II- O principio da igualdade significa, quanto a nos, que situações iguais devem ser tratadas igualmente, do mesmo modo que situações desiguais devem ser tratadas desigualmente, o que, por um lado envolve a proibição do arbitrio na classificação das ditas situações e, por outro, que a discriminação do tratamento não tenha a sua razão de ser em qualquer das situações previstas no n. 2 do art. 13 da CRP
- ascendencia, sexo, raça, lingua, territorio de origem, religião, convicções politicas ou ideologicas, instrução, situação economica ou condição social - mas que antes pelo contrario se possa justicar por serem objectivamente diferenciadas as situações em causa ou por se terem em conta os valores preferenciais adoptados pela nossa CRP ou, ainda, porque sendo apropriada e harmonica, se mostre indispensavel para atingir o seu escopo.

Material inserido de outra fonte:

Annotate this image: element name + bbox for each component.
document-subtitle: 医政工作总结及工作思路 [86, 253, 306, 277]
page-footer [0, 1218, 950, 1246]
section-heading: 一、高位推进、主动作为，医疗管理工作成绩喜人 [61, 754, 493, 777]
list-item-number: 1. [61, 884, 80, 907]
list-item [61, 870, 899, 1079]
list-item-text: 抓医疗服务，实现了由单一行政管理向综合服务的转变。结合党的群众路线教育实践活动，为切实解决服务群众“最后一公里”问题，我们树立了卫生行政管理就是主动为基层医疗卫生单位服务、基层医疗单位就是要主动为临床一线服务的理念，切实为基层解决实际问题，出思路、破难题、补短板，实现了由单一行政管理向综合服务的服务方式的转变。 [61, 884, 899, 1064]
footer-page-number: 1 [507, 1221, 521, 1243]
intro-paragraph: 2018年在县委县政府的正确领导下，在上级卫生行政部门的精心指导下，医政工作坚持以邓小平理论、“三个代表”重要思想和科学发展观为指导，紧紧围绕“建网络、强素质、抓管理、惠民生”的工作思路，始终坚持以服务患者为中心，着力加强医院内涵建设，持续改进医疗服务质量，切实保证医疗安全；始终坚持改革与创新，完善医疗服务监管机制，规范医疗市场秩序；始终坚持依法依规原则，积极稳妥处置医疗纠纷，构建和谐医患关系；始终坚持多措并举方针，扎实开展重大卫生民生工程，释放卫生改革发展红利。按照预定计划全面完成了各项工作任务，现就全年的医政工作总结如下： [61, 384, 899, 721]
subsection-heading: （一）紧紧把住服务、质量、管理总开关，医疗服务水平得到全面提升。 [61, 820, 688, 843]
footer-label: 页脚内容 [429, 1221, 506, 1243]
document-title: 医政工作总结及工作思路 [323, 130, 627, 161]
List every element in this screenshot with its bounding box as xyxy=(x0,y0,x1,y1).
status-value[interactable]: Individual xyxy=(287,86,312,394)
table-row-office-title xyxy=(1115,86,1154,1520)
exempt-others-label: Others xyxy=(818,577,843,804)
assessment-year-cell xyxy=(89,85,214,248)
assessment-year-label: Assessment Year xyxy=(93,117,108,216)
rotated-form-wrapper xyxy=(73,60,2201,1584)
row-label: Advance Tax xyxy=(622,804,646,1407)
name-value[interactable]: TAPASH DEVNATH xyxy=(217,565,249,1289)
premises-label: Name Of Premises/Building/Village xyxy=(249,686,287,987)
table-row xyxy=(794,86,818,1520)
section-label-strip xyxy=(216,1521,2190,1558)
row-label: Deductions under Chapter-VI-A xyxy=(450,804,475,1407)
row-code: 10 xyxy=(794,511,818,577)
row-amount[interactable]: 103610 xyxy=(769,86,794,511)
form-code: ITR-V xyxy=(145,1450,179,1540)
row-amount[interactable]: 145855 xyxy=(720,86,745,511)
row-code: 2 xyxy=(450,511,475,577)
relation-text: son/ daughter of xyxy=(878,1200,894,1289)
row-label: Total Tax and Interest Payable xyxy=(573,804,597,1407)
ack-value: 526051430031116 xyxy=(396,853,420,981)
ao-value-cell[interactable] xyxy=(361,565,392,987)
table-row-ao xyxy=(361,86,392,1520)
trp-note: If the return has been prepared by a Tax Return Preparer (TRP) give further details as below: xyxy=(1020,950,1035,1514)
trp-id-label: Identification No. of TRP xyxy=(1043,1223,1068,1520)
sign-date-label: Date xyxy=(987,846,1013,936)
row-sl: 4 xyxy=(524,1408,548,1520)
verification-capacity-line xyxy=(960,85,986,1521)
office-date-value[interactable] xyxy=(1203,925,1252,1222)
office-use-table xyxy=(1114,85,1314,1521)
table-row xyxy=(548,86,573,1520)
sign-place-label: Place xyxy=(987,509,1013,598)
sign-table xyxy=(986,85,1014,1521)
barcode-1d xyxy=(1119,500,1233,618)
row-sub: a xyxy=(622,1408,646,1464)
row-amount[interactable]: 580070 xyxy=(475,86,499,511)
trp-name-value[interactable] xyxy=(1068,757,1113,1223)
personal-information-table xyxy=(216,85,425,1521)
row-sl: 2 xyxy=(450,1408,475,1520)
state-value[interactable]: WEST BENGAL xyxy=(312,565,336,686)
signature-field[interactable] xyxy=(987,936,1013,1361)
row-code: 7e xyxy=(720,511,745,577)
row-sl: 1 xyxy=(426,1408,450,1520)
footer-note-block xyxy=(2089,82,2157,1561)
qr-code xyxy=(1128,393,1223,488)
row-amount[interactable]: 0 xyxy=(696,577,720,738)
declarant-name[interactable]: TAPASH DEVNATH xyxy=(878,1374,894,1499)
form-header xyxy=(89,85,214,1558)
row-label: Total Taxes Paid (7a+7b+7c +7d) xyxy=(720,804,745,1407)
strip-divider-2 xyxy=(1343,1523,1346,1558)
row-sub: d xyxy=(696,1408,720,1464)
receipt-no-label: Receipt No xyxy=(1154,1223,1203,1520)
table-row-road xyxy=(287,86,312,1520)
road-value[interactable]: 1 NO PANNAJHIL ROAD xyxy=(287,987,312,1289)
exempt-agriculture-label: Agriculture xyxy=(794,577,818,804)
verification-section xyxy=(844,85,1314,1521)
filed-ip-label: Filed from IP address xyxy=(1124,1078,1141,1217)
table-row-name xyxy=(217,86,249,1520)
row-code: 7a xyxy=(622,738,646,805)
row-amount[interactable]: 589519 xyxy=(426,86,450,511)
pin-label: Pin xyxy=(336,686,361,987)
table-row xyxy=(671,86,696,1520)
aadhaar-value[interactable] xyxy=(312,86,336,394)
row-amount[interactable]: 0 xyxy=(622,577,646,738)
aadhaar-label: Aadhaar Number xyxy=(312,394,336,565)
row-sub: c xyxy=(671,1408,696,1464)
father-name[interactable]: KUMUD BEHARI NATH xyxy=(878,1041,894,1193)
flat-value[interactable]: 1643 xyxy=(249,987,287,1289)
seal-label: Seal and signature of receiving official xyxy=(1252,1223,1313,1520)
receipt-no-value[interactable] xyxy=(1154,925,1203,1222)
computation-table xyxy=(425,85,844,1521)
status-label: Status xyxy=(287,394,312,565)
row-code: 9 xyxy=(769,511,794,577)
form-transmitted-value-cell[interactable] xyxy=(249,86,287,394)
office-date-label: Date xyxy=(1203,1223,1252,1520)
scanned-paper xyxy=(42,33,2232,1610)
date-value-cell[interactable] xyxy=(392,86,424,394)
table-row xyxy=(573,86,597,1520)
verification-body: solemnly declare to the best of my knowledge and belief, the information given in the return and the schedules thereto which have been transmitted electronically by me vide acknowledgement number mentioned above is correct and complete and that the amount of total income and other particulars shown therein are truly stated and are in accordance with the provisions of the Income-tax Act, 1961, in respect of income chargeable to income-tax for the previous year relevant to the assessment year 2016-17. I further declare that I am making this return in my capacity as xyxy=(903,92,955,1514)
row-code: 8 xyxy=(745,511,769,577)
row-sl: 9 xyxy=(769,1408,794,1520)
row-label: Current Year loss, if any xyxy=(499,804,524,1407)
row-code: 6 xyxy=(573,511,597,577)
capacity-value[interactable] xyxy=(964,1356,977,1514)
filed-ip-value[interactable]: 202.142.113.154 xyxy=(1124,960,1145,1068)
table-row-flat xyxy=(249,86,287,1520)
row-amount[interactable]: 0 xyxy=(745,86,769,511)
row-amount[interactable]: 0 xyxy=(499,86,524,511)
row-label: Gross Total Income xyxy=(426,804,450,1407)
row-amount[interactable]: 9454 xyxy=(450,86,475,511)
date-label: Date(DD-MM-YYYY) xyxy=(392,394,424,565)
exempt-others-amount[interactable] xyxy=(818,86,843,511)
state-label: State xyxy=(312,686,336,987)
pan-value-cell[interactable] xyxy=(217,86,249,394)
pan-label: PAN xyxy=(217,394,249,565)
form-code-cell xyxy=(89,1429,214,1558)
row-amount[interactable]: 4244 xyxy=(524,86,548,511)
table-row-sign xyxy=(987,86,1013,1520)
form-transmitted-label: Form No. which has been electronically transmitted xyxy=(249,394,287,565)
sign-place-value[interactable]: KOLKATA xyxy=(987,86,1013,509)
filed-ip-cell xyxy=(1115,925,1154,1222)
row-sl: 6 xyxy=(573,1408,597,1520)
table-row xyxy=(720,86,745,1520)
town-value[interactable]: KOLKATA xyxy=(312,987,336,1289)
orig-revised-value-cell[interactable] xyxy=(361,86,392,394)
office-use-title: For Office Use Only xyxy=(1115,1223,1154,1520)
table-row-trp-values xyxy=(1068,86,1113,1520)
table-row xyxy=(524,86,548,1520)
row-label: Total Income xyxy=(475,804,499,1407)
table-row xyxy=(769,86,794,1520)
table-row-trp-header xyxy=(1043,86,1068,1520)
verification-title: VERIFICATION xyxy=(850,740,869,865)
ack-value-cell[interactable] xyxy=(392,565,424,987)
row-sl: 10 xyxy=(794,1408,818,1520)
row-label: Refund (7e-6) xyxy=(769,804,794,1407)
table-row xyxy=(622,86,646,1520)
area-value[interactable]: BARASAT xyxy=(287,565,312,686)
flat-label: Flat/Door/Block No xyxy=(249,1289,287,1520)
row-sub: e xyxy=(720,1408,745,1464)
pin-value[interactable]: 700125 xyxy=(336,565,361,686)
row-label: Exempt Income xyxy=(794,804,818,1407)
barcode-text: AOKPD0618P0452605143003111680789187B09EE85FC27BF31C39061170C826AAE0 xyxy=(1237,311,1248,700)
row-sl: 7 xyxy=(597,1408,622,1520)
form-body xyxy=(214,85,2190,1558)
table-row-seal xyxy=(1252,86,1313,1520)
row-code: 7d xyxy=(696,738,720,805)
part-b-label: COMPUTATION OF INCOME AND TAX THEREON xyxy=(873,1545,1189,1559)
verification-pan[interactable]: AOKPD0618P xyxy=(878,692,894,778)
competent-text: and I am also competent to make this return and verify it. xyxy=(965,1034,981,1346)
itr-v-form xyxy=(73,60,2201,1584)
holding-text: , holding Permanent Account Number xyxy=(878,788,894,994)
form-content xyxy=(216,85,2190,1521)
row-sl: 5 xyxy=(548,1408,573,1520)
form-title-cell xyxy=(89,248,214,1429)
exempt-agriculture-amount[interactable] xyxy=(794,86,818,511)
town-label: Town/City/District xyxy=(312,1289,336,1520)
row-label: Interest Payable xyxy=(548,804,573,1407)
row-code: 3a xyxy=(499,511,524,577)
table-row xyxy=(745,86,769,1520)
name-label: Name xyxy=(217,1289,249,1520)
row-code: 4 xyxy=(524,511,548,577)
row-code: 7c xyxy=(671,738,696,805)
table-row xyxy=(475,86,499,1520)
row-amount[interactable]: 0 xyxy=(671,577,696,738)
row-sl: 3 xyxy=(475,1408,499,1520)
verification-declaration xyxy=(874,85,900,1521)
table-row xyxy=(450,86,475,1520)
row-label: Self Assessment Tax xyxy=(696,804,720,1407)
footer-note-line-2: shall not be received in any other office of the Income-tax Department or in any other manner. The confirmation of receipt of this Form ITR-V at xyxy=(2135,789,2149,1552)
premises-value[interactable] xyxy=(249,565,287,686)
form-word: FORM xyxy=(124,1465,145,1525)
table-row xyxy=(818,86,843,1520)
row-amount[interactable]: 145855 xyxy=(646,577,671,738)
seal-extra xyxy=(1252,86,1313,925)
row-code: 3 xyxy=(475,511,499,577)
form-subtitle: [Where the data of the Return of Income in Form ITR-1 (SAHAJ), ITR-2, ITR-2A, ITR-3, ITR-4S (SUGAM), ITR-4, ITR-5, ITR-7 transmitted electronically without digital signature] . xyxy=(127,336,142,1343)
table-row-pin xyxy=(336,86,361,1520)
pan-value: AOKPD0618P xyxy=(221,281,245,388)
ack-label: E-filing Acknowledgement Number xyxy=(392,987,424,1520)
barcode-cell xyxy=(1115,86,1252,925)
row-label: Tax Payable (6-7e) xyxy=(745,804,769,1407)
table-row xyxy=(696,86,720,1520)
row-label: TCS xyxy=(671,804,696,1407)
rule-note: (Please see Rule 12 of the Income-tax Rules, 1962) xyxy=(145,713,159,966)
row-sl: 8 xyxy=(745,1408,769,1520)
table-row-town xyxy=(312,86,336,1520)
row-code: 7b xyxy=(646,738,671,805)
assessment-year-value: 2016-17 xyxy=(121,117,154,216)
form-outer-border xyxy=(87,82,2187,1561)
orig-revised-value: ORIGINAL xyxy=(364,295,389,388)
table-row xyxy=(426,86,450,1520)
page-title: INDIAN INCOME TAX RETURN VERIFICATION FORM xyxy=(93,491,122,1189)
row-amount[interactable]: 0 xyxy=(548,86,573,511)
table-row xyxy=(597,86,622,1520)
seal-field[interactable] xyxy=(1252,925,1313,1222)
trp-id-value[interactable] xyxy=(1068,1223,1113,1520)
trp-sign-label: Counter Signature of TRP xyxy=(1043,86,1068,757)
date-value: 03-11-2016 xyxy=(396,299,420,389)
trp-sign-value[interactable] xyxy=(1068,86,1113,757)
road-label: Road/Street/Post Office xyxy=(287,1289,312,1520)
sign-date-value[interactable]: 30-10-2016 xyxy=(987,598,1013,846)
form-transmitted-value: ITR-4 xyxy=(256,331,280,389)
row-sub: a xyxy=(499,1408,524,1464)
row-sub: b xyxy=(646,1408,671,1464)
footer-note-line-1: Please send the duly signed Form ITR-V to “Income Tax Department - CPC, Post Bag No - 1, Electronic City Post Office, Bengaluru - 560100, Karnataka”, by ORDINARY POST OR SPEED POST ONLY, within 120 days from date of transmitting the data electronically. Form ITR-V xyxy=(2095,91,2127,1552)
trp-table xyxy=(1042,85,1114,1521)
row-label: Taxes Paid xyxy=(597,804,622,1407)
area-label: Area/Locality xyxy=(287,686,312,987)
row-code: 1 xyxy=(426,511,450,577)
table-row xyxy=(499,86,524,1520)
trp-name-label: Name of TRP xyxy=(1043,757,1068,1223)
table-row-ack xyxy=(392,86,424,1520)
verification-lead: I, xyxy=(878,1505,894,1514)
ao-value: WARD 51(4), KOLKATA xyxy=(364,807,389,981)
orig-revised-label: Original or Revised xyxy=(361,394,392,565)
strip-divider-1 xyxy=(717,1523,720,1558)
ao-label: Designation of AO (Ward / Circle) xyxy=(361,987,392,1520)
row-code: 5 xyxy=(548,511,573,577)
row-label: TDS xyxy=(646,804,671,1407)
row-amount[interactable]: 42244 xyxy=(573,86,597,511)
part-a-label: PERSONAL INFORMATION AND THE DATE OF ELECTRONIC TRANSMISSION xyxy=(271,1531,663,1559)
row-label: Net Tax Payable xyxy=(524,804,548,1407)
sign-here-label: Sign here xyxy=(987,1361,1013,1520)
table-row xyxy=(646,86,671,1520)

III- O DL n. 75-Z/77, de 28-2, ao tornar extensivo desde 1-1-77 ao pessoal civil das Forças Armadas o subsidio de alimentação estabelecido para os militares no DL n. 329-G/75, de 30-6, não e inconstitucional.
IV- Nem o art. 3 do DL n. 305/77, de 29-7, nem o n. 3 do art. 1 do DL n. 57-B/84, de 20-2 ao excluirem o pessoal civil das Forças Armadas do subsidio de refeição que fixaram para os funcionarios e agentes da Administração Publica, são inconstitucionais.